Wednesday, March 16, 2005

Who are the people in your neighborhood?

This afternoon on a way to a meeting a walked through a neighborhood that is in the midst of serious gentrification. Passing each brick row home, I would glance at the door. Either they were shalacked in shiny new paint and adorned with bright brass knockers, or their varnish was peeling and the 1950's-era burnished stars still hung around the peep hole. On the window sills there were dying spider plants, silver candlesticks, geodes, china boxes, Pottery Barn-framed pictures, and yellowing papers. In the shadows of one entryway I spotted a stroller, and outside another home was a metal folding chair with a mangy pillow that had a big greasy spot in the middle. I walked around two painters' ladders just on one block.

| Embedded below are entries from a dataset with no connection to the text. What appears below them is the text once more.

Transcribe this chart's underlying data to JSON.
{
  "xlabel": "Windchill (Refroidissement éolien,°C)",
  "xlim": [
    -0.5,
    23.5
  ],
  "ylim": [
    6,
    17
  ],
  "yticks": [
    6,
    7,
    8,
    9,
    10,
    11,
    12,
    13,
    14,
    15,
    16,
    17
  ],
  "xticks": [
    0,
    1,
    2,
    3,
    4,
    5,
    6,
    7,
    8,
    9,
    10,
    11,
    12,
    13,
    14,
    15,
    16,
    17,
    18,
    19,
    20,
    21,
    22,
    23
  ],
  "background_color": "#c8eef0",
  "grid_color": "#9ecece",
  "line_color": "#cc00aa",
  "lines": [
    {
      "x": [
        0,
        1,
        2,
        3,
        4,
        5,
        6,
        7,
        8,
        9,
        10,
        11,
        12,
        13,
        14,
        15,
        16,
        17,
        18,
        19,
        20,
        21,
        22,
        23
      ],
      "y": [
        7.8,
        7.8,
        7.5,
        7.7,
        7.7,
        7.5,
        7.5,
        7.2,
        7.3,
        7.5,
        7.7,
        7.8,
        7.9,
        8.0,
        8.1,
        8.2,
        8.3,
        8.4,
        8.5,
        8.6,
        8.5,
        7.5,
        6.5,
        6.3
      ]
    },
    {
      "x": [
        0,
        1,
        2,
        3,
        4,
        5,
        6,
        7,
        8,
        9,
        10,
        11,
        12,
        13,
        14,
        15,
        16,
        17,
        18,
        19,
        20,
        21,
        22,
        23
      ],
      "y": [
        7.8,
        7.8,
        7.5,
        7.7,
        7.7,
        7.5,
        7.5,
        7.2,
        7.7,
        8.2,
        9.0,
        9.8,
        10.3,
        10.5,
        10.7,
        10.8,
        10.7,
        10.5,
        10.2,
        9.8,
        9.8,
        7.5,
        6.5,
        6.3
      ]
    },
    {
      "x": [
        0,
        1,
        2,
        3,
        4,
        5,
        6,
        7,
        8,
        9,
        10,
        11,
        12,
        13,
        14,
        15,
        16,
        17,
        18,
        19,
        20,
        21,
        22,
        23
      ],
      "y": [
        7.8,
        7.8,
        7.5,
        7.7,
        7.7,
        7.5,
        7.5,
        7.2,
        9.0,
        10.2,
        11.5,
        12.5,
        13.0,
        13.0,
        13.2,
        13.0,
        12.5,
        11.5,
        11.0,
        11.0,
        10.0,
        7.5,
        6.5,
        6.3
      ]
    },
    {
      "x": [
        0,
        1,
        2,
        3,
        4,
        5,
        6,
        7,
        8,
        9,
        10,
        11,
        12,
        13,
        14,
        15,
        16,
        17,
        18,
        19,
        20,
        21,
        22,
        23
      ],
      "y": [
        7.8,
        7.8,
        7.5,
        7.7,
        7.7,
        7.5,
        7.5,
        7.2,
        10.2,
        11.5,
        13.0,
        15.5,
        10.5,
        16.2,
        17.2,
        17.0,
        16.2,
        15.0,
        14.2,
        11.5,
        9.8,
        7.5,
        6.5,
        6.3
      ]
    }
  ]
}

Every time I move in an easterly direction in this city, I'm stuck by all the new construction. One the one hand, there is a real excitement I feel looking at these fixed up row-houses and renovated buildings. Their freshness conveys hope and energy in areas that to me appear dull and depressed. But my enhusiasm is tempered.

Across the street from the organization I work for (here after referred to as The Org), two new condominium buildings have been erected and the penthouses are going for a million bucks. Ironically, The Org chose its location because the area was home to many of the people we serve, ie: low-income families. These families are now getting pushed into other poorer, more dangerous areas of the city, and The Org's long-range plan now includes a likely move to a new site, least we become inaccessible to those we are trying to support.

There are studies that show school children living in poverty who attend mixed-income schools perform better. It's an asset for children to become aware of a variety of economic circumstances through their peers at a young age. But my experience of these new mixed-income neighborhoods makes me appreciate what a delicate balance it takes to create a thriving, economically-diverse area.

Do I believe in mixed-income housing? Absolutely! As these new neighborhoods boom, boom, boom... explode! families who have been living there for the last decade shouldn't be uprooted because their rent is skyrocketing now that they live in a newly desirable area. They should be able to benefit from the economic turn-around, and their kids should be able to benefit from going to school with more affluent kids, and spending time around over-academically-educated adults. And in theory, I want to live in one of these mixed-income areas. But in reality, when I leave my friend D's house at night to walk home, alternately passing picket fence and chain link fence, my sense of safety vanishes, and I hail a cab to take me the 1/2 mile to my doorstep.